After using the text embedding-3-large model, the document score returned by my knowledge base significantly decreased

wangguoqing10110001 · March 16, 2024, 4:48am

After switching our application from Ada002 to the latest embedding-3-large model, the score returned by pinecone significantly decreased, which resulted in the threshold I previously set being completely invalidated.

Firstly, we reconstructed the index data based on the latest embedding model, and the query vectors and document vectors were generated based on the same embedding model.

Then I calculated the normalized scores of cosine, Euclidean distance, and dot product by combining the vector of the query text with the vector returned from the pinecone search results, but the results surprised me.

The score returned by Pinecone is almost the same as the score generated by my dot product calculation. It can be basically clarified that the score of pine cones is calculated based on dot product.

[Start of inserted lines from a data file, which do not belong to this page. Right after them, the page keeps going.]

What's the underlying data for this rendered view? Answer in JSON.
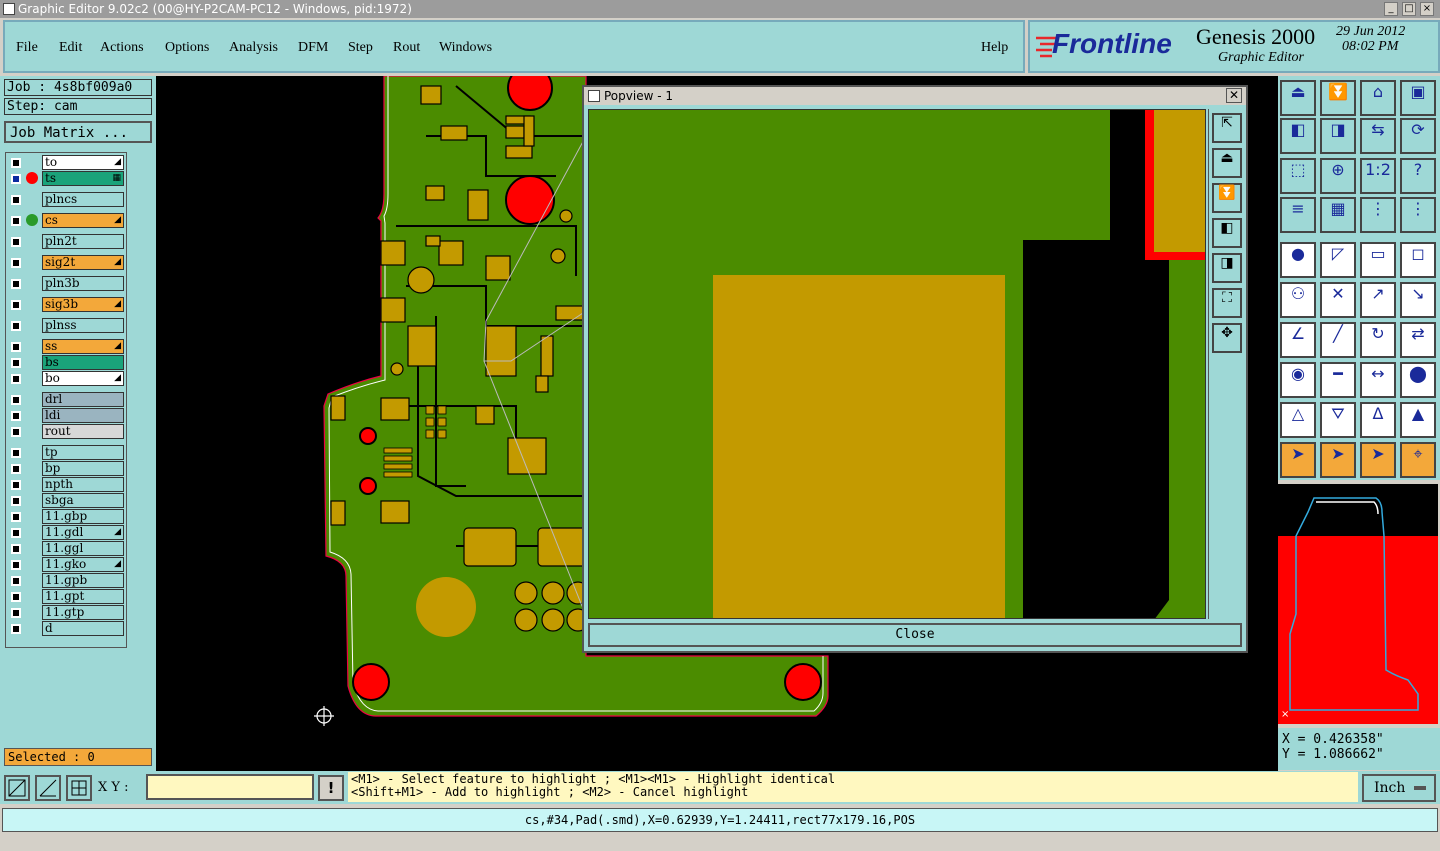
{
  "window": {
    "title": "Graphic Editor 9.02c2 (00@HY-P2CAM-PC12 - Windows, pid:1972)"
  },
  "menu": [
    "File",
    "Edit",
    "Actions",
    "Options",
    "Analysis",
    "DFM",
    "Step",
    "Rout",
    "Windows"
  ],
  "help": "Help",
  "brand": {
    "logo": "Frontline",
    "product": "Genesis 2000",
    "subtitle": "Graphic Editor",
    "date": "29 Jun 2012",
    "time": "08:02 PM"
  },
  "job": {
    "job": "Job : 4s8bf009a0",
    "step": "Step: cam",
    "matrix_btn": "Job Matrix ..."
  },
  "layers": [
    {
      "name": "to",
      "color": "#ffffff",
      "mark": "◢"
    },
    {
      "name": "ts",
      "color": "#1aa37a",
      "mark": "▦",
      "active": true
    },
    {
      "name": "plncs",
      "color": "#9ed8d6"
    },
    {
      "name": "cs",
      "color": "#f3a83a",
      "mark": "◢",
      "dot": "green"
    },
    {
      "name": "pln2t",
      "color": "#9ed8d6"
    },
    {
      "name": "sig2t",
      "color": "#f3a83a",
      "mark": "◢"
    },
    {
      "name": "pln3b",
      "color": "#9ed8d6"
    },
    {
      "name": "sig3b",
      "color": "#f3a83a",
      "mark": "◢"
    },
    {
      "name": "plnss",
      "color": "#9ed8d6"
    },
    {
      "name": "ss",
      "color": "#f3a83a",
      "mark": "◢"
    },
    {
      "name": "bs",
      "color": "#1aa37a"
    },
    {
      "name": "bo",
      "color": "#ffffff",
      "mark": "◢"
    },
    {
      "name": "drl",
      "color": "#9ab4c0"
    },
    {
      "name": "ldi",
      "color": "#9ab4c0"
    },
    {
      "name": "rout",
      "color": "#d8d8d8"
    },
    {
      "name": "tp",
      "color": "#9ed8d6"
    },
    {
      "name": "bp",
      "color": "#9ed8d6"
    },
    {
      "name": "npth",
      "color": "#9ed8d6"
    },
    {
      "name": "sbga",
      "color": "#9ed8d6"
    },
    {
      "name": "11.gbp",
      "color": "#9ed8d6"
    },
    {
      "name": "11.gdl",
      "color": "#9ed8d6",
      "mark": "◢"
    },
    {
      "name": "11.ggl",
      "color": "#9ed8d6"
    },
    {
      "name": "11.gko",
      "color": "#9ed8d6",
      "mark": "◢"
    },
    {
      "name": "11.gpb",
      "color": "#9ed8d6"
    },
    {
      "name": "11.gpt",
      "color": "#9ed8d6"
    },
    {
      "name": "11.gtp",
      "color": "#9ed8d6"
    },
    {
      "name": "d",
      "color": "#9ed8d6"
    }
  ],
  "selected": "Selected : 0",
  "popview": {
    "title": "Popview - 1",
    "close": "Close"
  },
  "coords": {
    "x": "X = 0.426358\"",
    "y": "Y = 1.086662\""
  },
  "bottom": {
    "xy_label": "X Y :",
    "xy_value": "",
    "hint1": "<M1> - Select feature to highlight ; <M1><M1> - Highlight identical",
    "hint2": "<Shift+M1> - Add to highlight ; <M2> - Cancel highlight",
    "units": "Inch"
  },
  "status": "cs,#34,Pad(.smd),X=0.62939,Y=1.24411,rect77x179.16,POS",
  "colors": {
    "board": "#4b8c00",
    "copper": "#c39a00",
    "pad_red": "#ff0000",
    "panel": "#9ed8d6",
    "select": "#f3a83a"
  }
}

Although I set METRIC to cosine in the index, it seems to have no effect because after comparing the scores returned by the documents I retrieved from the index with the scores I calculated myself, the results are clearly based on dot product calculation. I would like to ask what is the reason for this? Or is there any way for me to clearly specify my document score calculation strategy when querying?

wangguoqing10110001 · March 16, 2024, 5:31am

@gdj0nes Hi, Can you help me?

gdj0nes · March 16, 2024, 2:16pm

I believe OpenAI normalizes the embedding vectors to unit length which will mean the dot product and cosine similarities will be the same.